Have you ever tried to read those contracts or terms of use from a utility company or an app for your phone or software for your computer? More often than not, the text on those contracts/agreements is so small you literally need a magnifying glass if not a microscope. This is referred to as “mouse print.”
For years now, companies have been using mouse print in their contracts, agreements and terms of service with their customers. There is a solid method behind these tactics. The truth is that companies know that most people don’t like to read long-winded contracts and terms of agreements loaded with confusing language and legalese. Then add tiny mouse print to the equation and you have a document that very few people want to bother reading.

AT&T. Legal Issues.

Telecommunications giant, AT&T, is no stranger to the legal battles and controversies over the use of mouse print. The problem for customers is that the mouse print prohibits them from participating in lawsuits against the company. Legal issues with customers are instead, pushed into binding arbitration, which involves a supposed neutral arbitrator who makes a ruling that both parties agree to abide to.
Lower court rulings regarding AT&T’s use of mouse print leading to binding arbitration have often sided with the plaintiffs. The opinion of the courts was that AT&T used this deceptive practice to save money by making it harder for customers to cancel their service without paying hefty cancellation charges.
In 2011, this issue finally made its way up all the way to the Supreme Court in AT&T Mobility v. Concepcion. The court ruled on the side of AT&T opining that binding arbitration is an efficient alternative to class-action lawsuits. In essence the ruling said AT&T did nothing illegal, siding with the old adage, buyer beware – emptor cavete.
Since the 2011 Supreme Court ruling, numerous customers of DirecTV have been filing lawsuits against the satellite provider over its early termination fee (ETF) policies. DirecTV is owned by none other than AT&T. Finally, a California court nullified the binding arbitration clause in DirecTV’s contract with its customers based on language in the contract, which states that the binding arbitration clause was not enforceable if it runs contrary to state law.
This week the Supreme Court revisited this issue in DirecTV v. Imburgia. They ruled 6 to 3 that their 2011 ruling in AT&T v. Concepcion stands under the Supremacy Clause and states must abide by the decision. Speaking for the majority, Justice Breyer wrote:
“No one denies that lower courts must follow this Court’s holding in Concepcion. The fact that Concepcion was a closely divided case, resulting in a decision from which four Justices dissented, has no bearing on that undisputed obligation.
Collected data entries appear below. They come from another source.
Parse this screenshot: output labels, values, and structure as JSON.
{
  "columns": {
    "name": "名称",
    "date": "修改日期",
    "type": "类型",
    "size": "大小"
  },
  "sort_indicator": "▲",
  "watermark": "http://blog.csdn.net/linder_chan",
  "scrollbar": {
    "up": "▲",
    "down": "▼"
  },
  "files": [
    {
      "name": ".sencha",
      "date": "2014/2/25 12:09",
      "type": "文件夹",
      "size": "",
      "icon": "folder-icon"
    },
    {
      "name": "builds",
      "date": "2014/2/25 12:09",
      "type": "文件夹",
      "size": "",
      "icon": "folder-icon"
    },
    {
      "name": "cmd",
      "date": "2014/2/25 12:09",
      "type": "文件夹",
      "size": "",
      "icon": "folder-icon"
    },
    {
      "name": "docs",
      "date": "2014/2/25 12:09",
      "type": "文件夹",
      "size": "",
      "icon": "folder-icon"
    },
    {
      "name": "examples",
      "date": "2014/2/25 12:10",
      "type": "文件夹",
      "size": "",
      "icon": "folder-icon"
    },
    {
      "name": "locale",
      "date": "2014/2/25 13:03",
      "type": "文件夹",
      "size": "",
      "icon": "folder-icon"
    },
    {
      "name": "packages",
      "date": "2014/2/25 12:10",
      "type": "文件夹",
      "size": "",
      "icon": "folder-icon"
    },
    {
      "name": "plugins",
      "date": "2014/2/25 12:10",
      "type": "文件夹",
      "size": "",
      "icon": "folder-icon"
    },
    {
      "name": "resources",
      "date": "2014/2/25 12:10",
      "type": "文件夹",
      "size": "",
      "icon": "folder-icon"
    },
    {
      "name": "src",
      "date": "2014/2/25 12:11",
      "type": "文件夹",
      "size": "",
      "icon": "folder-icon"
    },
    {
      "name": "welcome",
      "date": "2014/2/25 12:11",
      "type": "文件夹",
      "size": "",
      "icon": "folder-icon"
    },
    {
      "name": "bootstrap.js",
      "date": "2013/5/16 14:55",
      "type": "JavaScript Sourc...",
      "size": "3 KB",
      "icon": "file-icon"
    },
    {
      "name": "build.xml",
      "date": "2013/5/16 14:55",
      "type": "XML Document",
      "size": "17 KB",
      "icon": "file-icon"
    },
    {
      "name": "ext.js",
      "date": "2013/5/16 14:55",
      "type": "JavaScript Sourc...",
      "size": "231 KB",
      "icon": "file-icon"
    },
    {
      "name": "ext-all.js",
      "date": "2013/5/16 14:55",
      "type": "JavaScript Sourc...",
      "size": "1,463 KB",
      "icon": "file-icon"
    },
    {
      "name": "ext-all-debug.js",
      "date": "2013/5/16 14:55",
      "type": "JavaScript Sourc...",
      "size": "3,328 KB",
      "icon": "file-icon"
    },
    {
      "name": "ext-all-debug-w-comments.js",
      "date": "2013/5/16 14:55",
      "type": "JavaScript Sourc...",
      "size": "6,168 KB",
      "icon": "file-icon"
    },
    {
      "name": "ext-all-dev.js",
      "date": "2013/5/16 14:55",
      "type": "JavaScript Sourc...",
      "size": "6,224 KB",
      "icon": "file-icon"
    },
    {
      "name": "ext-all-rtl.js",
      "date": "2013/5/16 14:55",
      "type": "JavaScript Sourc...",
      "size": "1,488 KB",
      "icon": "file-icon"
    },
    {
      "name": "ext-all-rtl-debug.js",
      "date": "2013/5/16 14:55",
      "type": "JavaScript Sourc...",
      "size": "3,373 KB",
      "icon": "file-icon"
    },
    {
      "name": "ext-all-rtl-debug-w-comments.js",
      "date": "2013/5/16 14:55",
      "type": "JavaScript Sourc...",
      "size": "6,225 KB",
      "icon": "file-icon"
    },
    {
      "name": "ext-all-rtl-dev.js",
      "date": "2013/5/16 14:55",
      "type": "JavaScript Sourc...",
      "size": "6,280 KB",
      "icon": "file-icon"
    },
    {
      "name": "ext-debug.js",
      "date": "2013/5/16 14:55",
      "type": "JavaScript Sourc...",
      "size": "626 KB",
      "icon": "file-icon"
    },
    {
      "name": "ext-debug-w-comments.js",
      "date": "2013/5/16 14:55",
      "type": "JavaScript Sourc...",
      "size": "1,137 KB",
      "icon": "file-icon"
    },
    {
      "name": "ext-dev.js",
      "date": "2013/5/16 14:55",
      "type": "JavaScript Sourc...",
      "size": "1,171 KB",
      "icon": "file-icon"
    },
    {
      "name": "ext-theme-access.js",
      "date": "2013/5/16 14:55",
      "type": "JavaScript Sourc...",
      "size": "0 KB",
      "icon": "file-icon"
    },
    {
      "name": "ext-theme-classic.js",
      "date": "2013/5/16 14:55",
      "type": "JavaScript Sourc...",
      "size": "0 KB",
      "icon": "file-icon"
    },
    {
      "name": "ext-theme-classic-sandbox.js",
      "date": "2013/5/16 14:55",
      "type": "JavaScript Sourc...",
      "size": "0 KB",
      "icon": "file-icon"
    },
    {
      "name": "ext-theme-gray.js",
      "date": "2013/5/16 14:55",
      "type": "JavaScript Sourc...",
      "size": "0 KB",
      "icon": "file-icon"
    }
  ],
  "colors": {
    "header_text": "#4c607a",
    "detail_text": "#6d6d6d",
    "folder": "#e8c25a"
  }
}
Lower court judges are certainly free to note their disagreement with a decision of this Court. But the “Supremacy Clause forbids state courts to dissociate themselves from federal law because of disagreement with its content or a refusal to recognize the superior authority of its source.”

So what does this mean for consumers?

It means that we must be extremely careful to the terms of agreement when we go into contracts with service providers. We must read the fine print – the mouse print and understand fully what we are agreeing to. If you are not comfortable with the terms, don’t sign on the dotted line and look for alternatives to the service you want.